Why else wouldn’t people talk to him? It’s me—Michael Gross from Manhattan! Everyone in Alaska should want to hang with me! The fact that they don’t, he believes, is indisputable evidence of a conspiracy.
Another explanation is that not everyone in Alaska, not even everyone in Wasilla, personally knows Sarah Palin. Nor are they in awe of Manhattan or Vanity Fair. In other words, maybe Alaska is remarkably like other places.
Most psychotically insane is Gross’ rumination on why the Palins would leave their home on, I quote, “the anniversary of Sarah’s resignation.”
This is the kind of “anniversary” celebrated only by Rachel Maddow, Keith Olbermann and other Palin obsessives. It is not yet, as we go to press, an anniversary celebrated by Hallmark.
The fact that Michael Gross imagines the date Palin resigned is an “anniversary” anyone else in the world would notice proves only that he is a head case.
He discusses the Palins’ absence on this momentous day (in his own mind) with his fellow obsessive, Joe McGinniss—the man who moved into the house next door to the Palins for more convenient stalking.

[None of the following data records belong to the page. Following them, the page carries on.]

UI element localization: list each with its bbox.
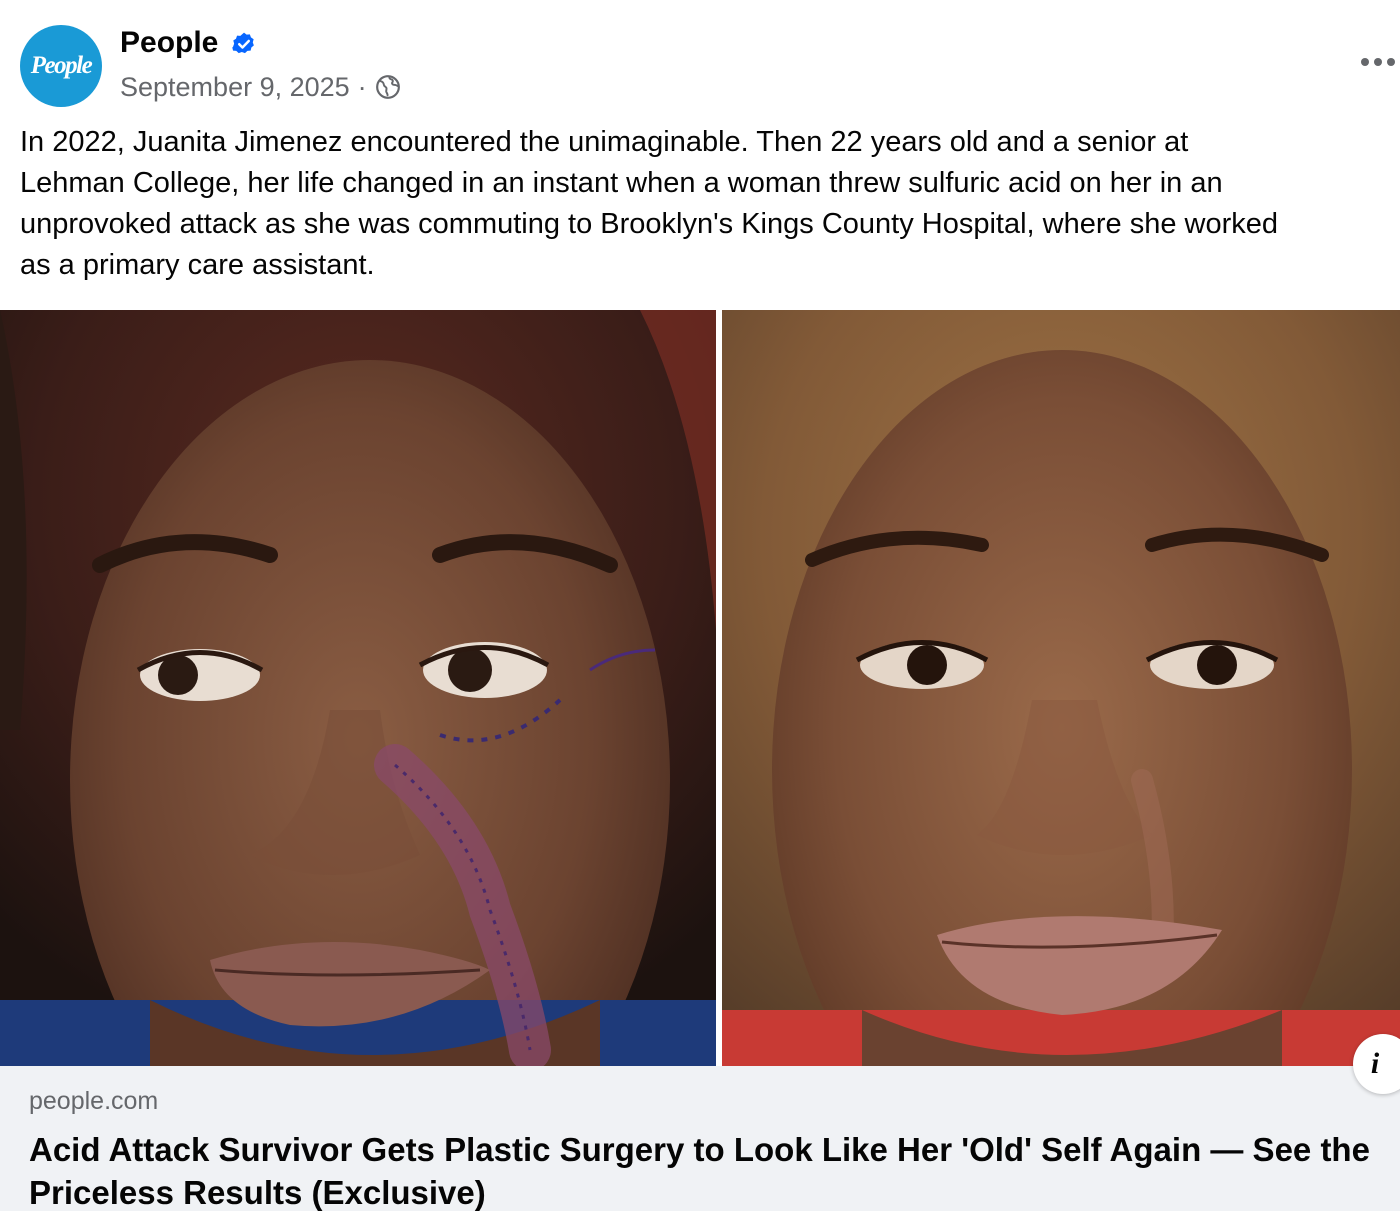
caption-line: Lehman College, her life changed in an i…: [20, 167, 1223, 199]
after-surgery-photo: [722, 310, 1400, 1066]
link-domain: people.com: [29, 1087, 159, 1115]
caption-line: as a primary care assistant.: [20, 249, 375, 281]
more-options-button[interactable]: [1356, 40, 1400, 84]
avatar-logo-text: People: [30, 52, 93, 79]
page-name-link[interactable]: People: [120, 26, 218, 60]
caption-line: In 2022, Juanita Jimenez encountered the…: [20, 126, 1189, 158]
post-header: People People September 9, 2025 ·: [0, 0, 1400, 120]
meta-separator: ·: [357, 71, 367, 102]
caption-line: unprovoked attack as she was commuting t…: [20, 208, 1278, 240]
post-caption: In 2022, Juanita Jimenez encountered the…: [20, 122, 1400, 286]
globe-icon[interactable]: [375, 74, 401, 100]
post-meta: September 9, 2025 ·: [120, 70, 401, 104]
post-image[interactable]: [0, 310, 1400, 1066]
more-options-icon: [1361, 58, 1395, 66]
post-date-link[interactable]: September 9, 2025: [120, 72, 350, 103]
facebook-post: People People September 9, 2025 · In 202…: [0, 0, 1400, 1211]
before-surgery-photo: [0, 310, 716, 1066]
link-preview-card[interactable]: people.com Acid Attack Survivor Gets Pla…: [0, 1066, 1400, 1211]
page-avatar[interactable]: People: [20, 25, 102, 107]
verified-badge-icon: [232, 32, 254, 54]
info-icon: i: [1370, 1047, 1380, 1080]
link-headline[interactable]: Acid Attack Survivor Gets Plastic Surger…: [29, 1128, 1374, 1211]
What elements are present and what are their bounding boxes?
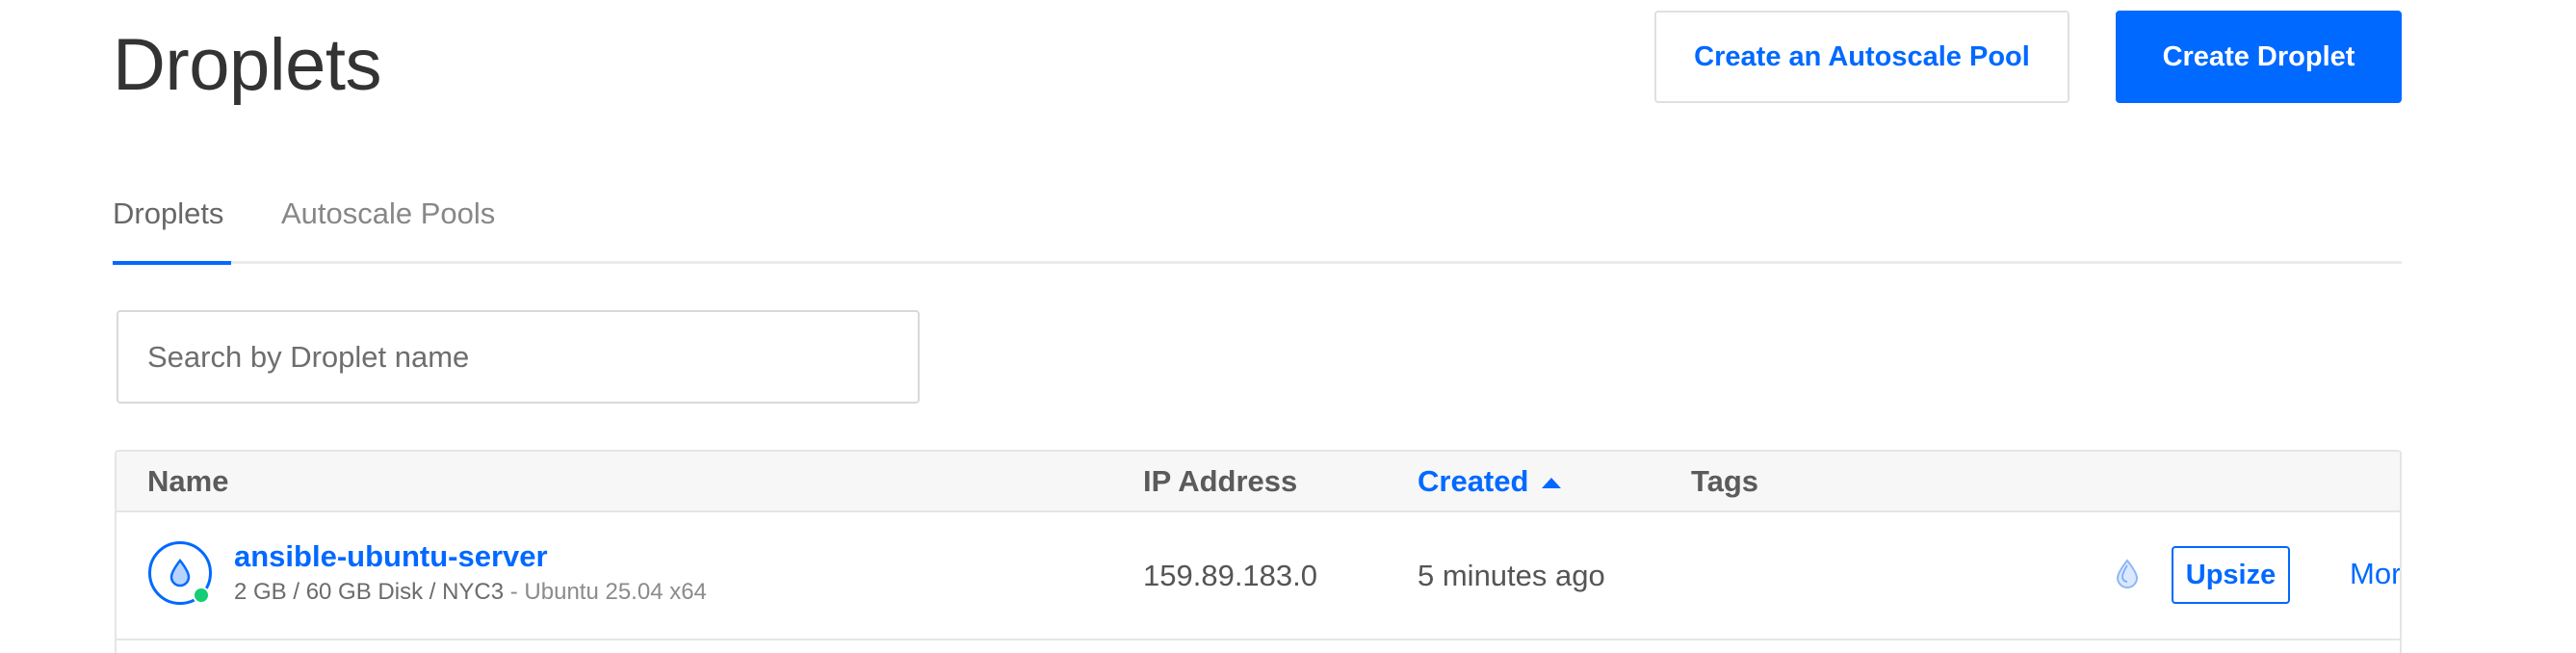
droplets-table: Name IP Address Created Tags ansible-ubu…: [115, 450, 2402, 653]
droplet-ip: 159.89.183.0: [1143, 559, 1318, 592]
column-header-name[interactable]: Name: [147, 464, 228, 499]
tab-bar: Droplets Autoscale Pools: [113, 189, 2402, 265]
droplet-size: 2 GB / 60 GB Disk / NYC3: [234, 579, 505, 605]
column-header-created-label: Created: [1418, 464, 1529, 498]
tab-droplets[interactable]: Droplets: [113, 189, 231, 265]
status-indicator: [193, 587, 210, 604]
page-title: Droplets: [113, 24, 382, 106]
more-label: More: [2350, 557, 2402, 590]
droplet-outline-icon[interactable]: [2112, 557, 2145, 596]
tab-autoscale-pools[interactable]: Autoscale Pools: [281, 189, 495, 264]
column-header-tags[interactable]: Tags: [1691, 464, 1758, 499]
droplet-os: - Ubuntu 25.04 x64: [504, 579, 707, 605]
column-header-ip-address[interactable]: IP Address: [1143, 464, 1297, 499]
droplet-name-link[interactable]: ansible-ubuntu-server: [234, 539, 548, 574]
droplet-created: 5 minutes ago: [1418, 559, 1605, 592]
sort-ascending-icon: [1542, 477, 1562, 488]
create-autoscale-pool-button[interactable]: Create an Autoscale Pool: [1654, 11, 2069, 103]
column-header-created[interactable]: Created: [1418, 464, 1562, 499]
more-menu-button[interactable]: More: [2350, 557, 2402, 591]
table-row: ansible-ubuntu-server 2 GB / 60 GB Disk …: [117, 512, 2400, 640]
search-input[interactable]: [117, 310, 920, 404]
droplet-specs: 2 GB / 60 GB Disk / NYC3 - Ubuntu 25.04 …: [234, 579, 707, 606]
upsize-button[interactable]: Upsize: [2172, 546, 2290, 604]
create-droplet-button[interactable]: Create Droplet: [2116, 11, 2402, 103]
table-header: Name IP Address Created Tags: [117, 452, 2400, 512]
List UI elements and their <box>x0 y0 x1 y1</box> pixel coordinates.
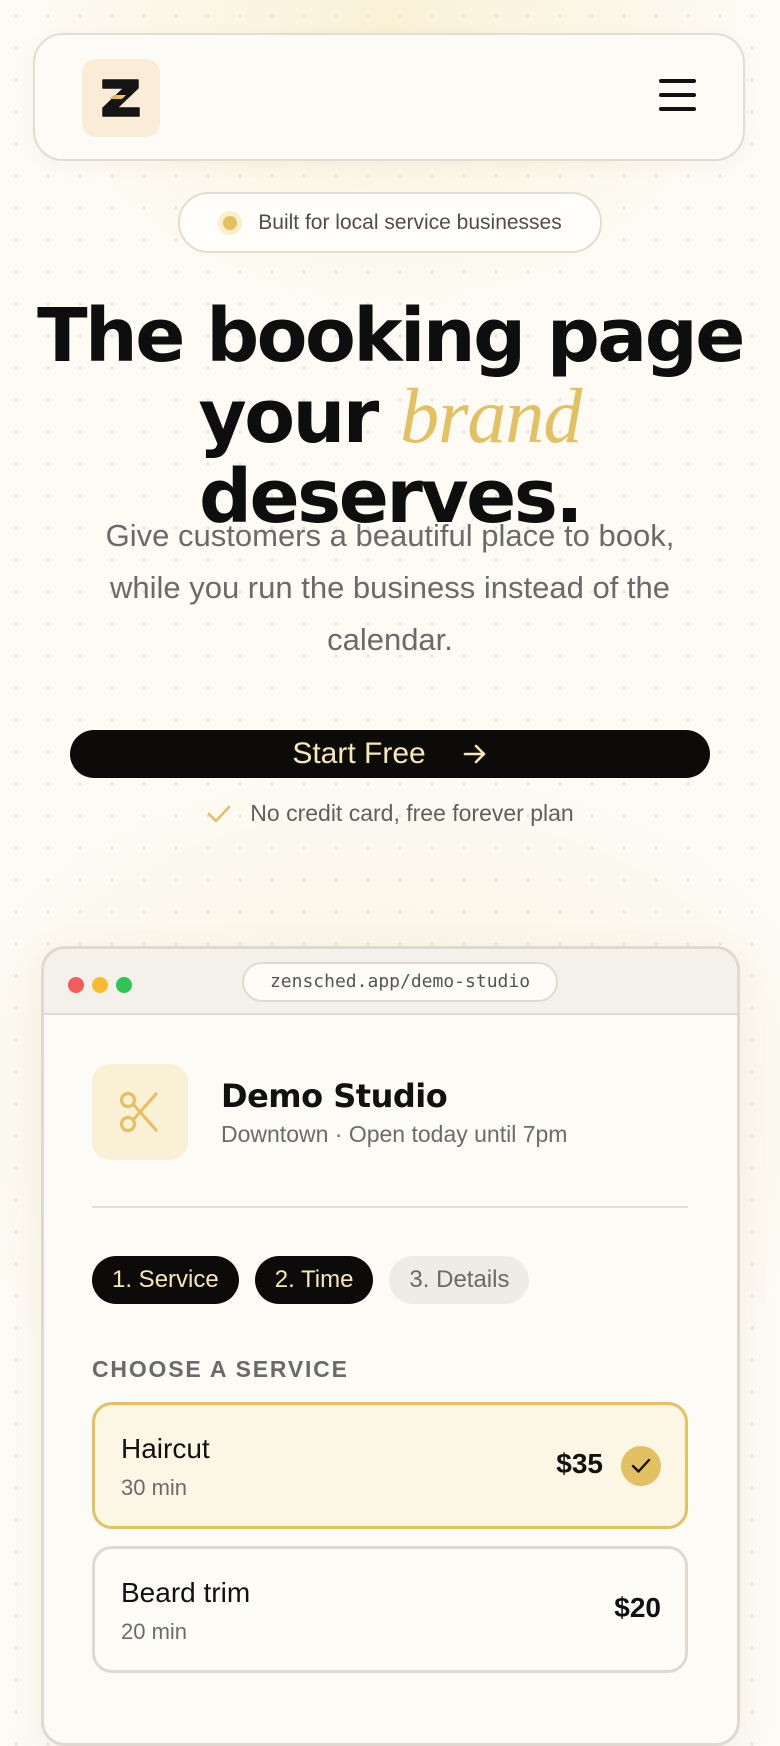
booking-preview-window: zensched.app/demo-studio Demo Studio Dow… <box>41 946 740 1746</box>
section-label: CHOOSE A SERVICE <box>92 1356 349 1382</box>
url-bar[interactable]: zensched.app/demo-studio <box>242 962 558 1002</box>
browser-toolbar: zensched.app/demo-studio <box>44 949 737 1015</box>
service-price: $35 <box>556 1448 603 1479</box>
service-name: Beard trim <box>121 1577 251 1608</box>
headline-line-1: The booking page <box>37 293 745 379</box>
cta-note: No credit card, free forever plan <box>0 800 780 827</box>
step-service[interactable]: 1. Service <box>92 1256 239 1304</box>
logo[interactable] <box>82 59 160 137</box>
service-duration: 30 min <box>121 1475 188 1500</box>
start-free-button[interactable]: Start Free <box>70 730 710 778</box>
service-option-beard-trim[interactable]: Beard trim 20 min $20 <box>92 1546 688 1673</box>
tagline-badge: Built for local service businesses <box>178 192 602 253</box>
site-header <box>33 33 745 161</box>
service-duration: 20 min <box>121 1619 188 1644</box>
zensched-logo-icon <box>102 79 140 117</box>
hamburger-menu-icon[interactable] <box>659 79 697 111</box>
badge-text: Built for local service businesses <box>258 210 562 234</box>
start-free-label: Start Free <box>292 737 426 770</box>
hero-subheadline: Give customers a beautiful place to book… <box>105 518 675 657</box>
arrow-right-icon <box>462 741 488 767</box>
business-name: Demo Studio <box>221 1077 448 1115</box>
maximize-dot-icon <box>116 977 132 993</box>
service-price: $20 <box>614 1592 661 1623</box>
minimize-dot-icon <box>92 977 108 993</box>
business-meta: Downtown · Open today until 7pm <box>221 1121 568 1147</box>
divider <box>92 1206 688 1208</box>
check-icon <box>206 803 232 825</box>
status-dot-icon <box>218 210 243 235</box>
scissors-icon <box>92 1064 188 1160</box>
step-details[interactable]: 3. Details <box>389 1256 530 1304</box>
headline-pre: your <box>198 374 380 460</box>
service-name: Haircut <box>121 1433 210 1464</box>
booking-steps: 1. Service 2. Time 3. Details <box>92 1256 530 1304</box>
cta-note-text: No credit card, free forever plan <box>250 800 574 826</box>
selected-check-icon <box>621 1446 661 1486</box>
hero-headline: The booking page your brand deserves. <box>0 296 780 537</box>
step-time[interactable]: 2. Time <box>254 1256 374 1304</box>
service-option-haircut[interactable]: Haircut 30 min $35 <box>92 1402 688 1529</box>
close-dot-icon <box>68 977 84 993</box>
headline-accent: brand <box>400 372 582 459</box>
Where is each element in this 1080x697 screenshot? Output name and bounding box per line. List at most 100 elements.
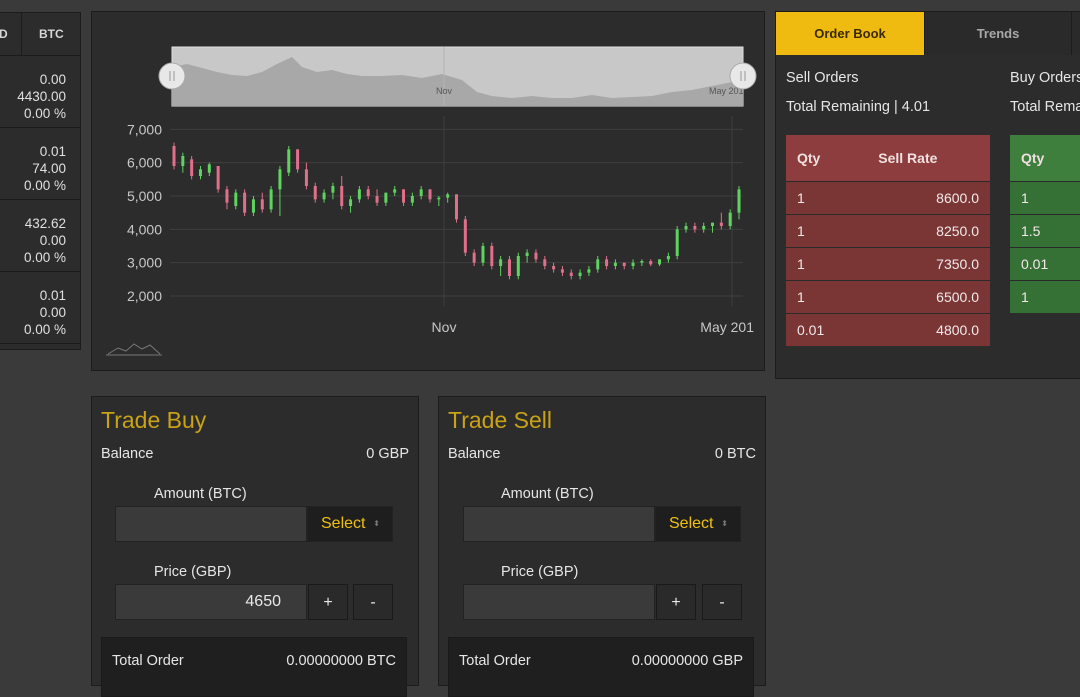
candle[interactable] xyxy=(287,146,291,176)
candle[interactable] xyxy=(349,196,353,213)
candle[interactable] xyxy=(463,216,467,256)
candle[interactable] xyxy=(322,189,326,203)
tab-trends[interactable]: Trends xyxy=(924,12,1072,55)
candle[interactable] xyxy=(366,186,370,200)
candle[interactable] xyxy=(225,186,229,210)
candle[interactable] xyxy=(702,222,706,233)
navigator-right-handle[interactable] xyxy=(729,62,757,90)
candle[interactable] xyxy=(587,266,591,276)
candle[interactable] xyxy=(737,186,741,220)
candle[interactable] xyxy=(419,186,423,200)
price-increment-button[interactable]: + xyxy=(308,584,348,620)
table-row[interactable]: 1 7350.0 xyxy=(786,247,990,281)
candle[interactable] xyxy=(190,156,194,180)
amount-input[interactable] xyxy=(463,506,655,542)
table-row[interactable]: 432.62 0.00 0.00 % xyxy=(0,200,80,272)
candlestick-plot[interactable] xyxy=(170,116,743,306)
candle[interactable] xyxy=(569,269,573,280)
price-input[interactable] xyxy=(463,584,655,620)
candle[interactable] xyxy=(172,142,176,170)
candle[interactable] xyxy=(446,192,450,203)
candle[interactable] xyxy=(437,196,441,206)
candle[interactable] xyxy=(622,262,626,270)
table-row[interactable]: 0.00 4430.00 0.00 % xyxy=(0,56,80,128)
candle[interactable] xyxy=(578,269,582,280)
table-row[interactable]: 1.5 xyxy=(1010,214,1080,248)
candle[interactable] xyxy=(543,256,547,270)
candle[interactable] xyxy=(198,166,202,180)
tab-extra[interactable] xyxy=(1072,12,1080,55)
candle[interactable] xyxy=(313,182,317,203)
candle[interactable] xyxy=(384,192,388,206)
candle[interactable] xyxy=(613,259,617,270)
price-chart-panel: Nov May 201 7,000 6,000 5,000 4,000 3,000 2,0… xyxy=(91,11,765,371)
candle[interactable] xyxy=(428,189,432,203)
amount-input[interactable] xyxy=(115,506,307,542)
table-row[interactable]: 0.01 xyxy=(1010,247,1080,281)
table-row[interactable]: 1 8250.0 xyxy=(786,214,990,248)
column-header-qty[interactable]: Qty xyxy=(1010,135,1080,182)
candle[interactable] xyxy=(658,259,662,266)
candle[interactable] xyxy=(216,166,220,193)
candle[interactable] xyxy=(649,259,653,266)
candle[interactable] xyxy=(666,252,670,263)
candle[interactable] xyxy=(340,176,344,210)
candle[interactable] xyxy=(278,166,282,216)
candle[interactable] xyxy=(243,189,247,216)
candle[interactable] xyxy=(516,252,520,280)
candle[interactable] xyxy=(304,162,308,190)
table-row[interactable]: 0.01 74.00 0.00 % xyxy=(0,128,80,200)
candle[interactable] xyxy=(684,222,688,233)
table-row[interactable]: 1 8600.0 xyxy=(786,181,990,215)
currency-select[interactable]: Select ⬍ xyxy=(655,506,741,542)
price-increment-button[interactable]: + xyxy=(656,584,696,620)
navigator-left-handle[interactable] xyxy=(158,62,186,90)
candle[interactable] xyxy=(490,242,494,270)
chart-navigator[interactable]: Nov May 201 xyxy=(158,46,757,107)
column-header-sell-rate[interactable]: Sell Rate xyxy=(850,135,990,182)
candle[interactable] xyxy=(393,186,397,196)
candle[interactable] xyxy=(507,256,511,280)
column-header-currency[interactable]: D xyxy=(0,13,22,55)
candle[interactable] xyxy=(719,212,723,230)
candle[interactable] xyxy=(331,182,335,200)
table-row[interactable]: 0.01 4800.0 xyxy=(786,313,990,346)
candle[interactable] xyxy=(269,186,273,213)
candle[interactable] xyxy=(455,194,458,223)
candle[interactable] xyxy=(181,152,185,173)
candle[interactable] xyxy=(296,149,300,173)
candle[interactable] xyxy=(605,256,609,270)
candle[interactable] xyxy=(357,186,361,203)
candle[interactable] xyxy=(675,226,679,260)
candle[interactable] xyxy=(693,222,697,233)
price-decrement-button[interactable]: - xyxy=(702,584,742,620)
price-decrement-button[interactable]: - xyxy=(353,584,393,620)
tab-order-book[interactable]: Order Book xyxy=(776,12,924,55)
candle[interactable] xyxy=(728,209,732,230)
candle[interactable] xyxy=(499,256,503,276)
candle[interactable] xyxy=(631,259,635,270)
currency-select[interactable]: Select ⬍ xyxy=(307,506,393,542)
candle[interactable] xyxy=(207,162,211,176)
table-row[interactable]: 1 xyxy=(1010,280,1080,313)
candle[interactable] xyxy=(596,256,600,273)
table-row[interactable]: 0.01 0.00 0.00 % xyxy=(0,272,80,344)
candle[interactable] xyxy=(251,196,255,216)
table-row[interactable]: 1 xyxy=(1010,181,1080,215)
candle[interactable] xyxy=(640,259,644,266)
candle[interactable] xyxy=(534,249,538,263)
candle[interactable] xyxy=(402,189,406,206)
candle[interactable] xyxy=(472,249,476,266)
candle[interactable] xyxy=(525,249,529,263)
table-row[interactable]: 1 6500.0 xyxy=(786,280,990,314)
candle[interactable] xyxy=(560,266,564,276)
column-header-qty[interactable]: Qty xyxy=(786,135,851,182)
candle[interactable] xyxy=(711,222,715,233)
candle[interactable] xyxy=(234,189,238,210)
candle[interactable] xyxy=(481,242,485,266)
candle[interactable] xyxy=(410,192,414,206)
candle[interactable] xyxy=(375,189,379,206)
price-input[interactable]: 4650 xyxy=(115,584,307,620)
column-header-btc[interactable]: BTC xyxy=(39,13,64,55)
candle[interactable] xyxy=(552,262,556,273)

On and on the two nutcases speculate about why the Palins are gone—because, you see, THERE MUST BE AN EXPLANATION!
Perhaps “the Palins would want assurance that no curiosity seekers would trespass,” Gross offers. But why, he asks himself, “make such a long flight”?
In the climactic scene of the article, Gross asks McGinniss, “Wouldn’t it be easier to hire a guard?”
Before giving the reply, Gross notes that McGinniss has put himself “in the frame of mind of his subject—where everything is fungible, and everyone is suspect.” So McGinniss speaks with authority. And he says: “A guard would have a story he could sell.”
Yeah, like the Midwestern bellboy. But the reader is supposed to be gasping at the strangeness of the Palins, not the strangeness of the two reporters, standing alone, staring at the Palins’ empty house on an imaginary “anniversary,” postulating theories on why the Palins aren’t there.
It turns out the Palins had simply flown to Todd’s parents’ house for the weekend. No “curiosity seekers” showed up at the house to gawk—other than the two reporters, who are utterly oblivious to the fact that the only paranoid psychotics in this story are themselves.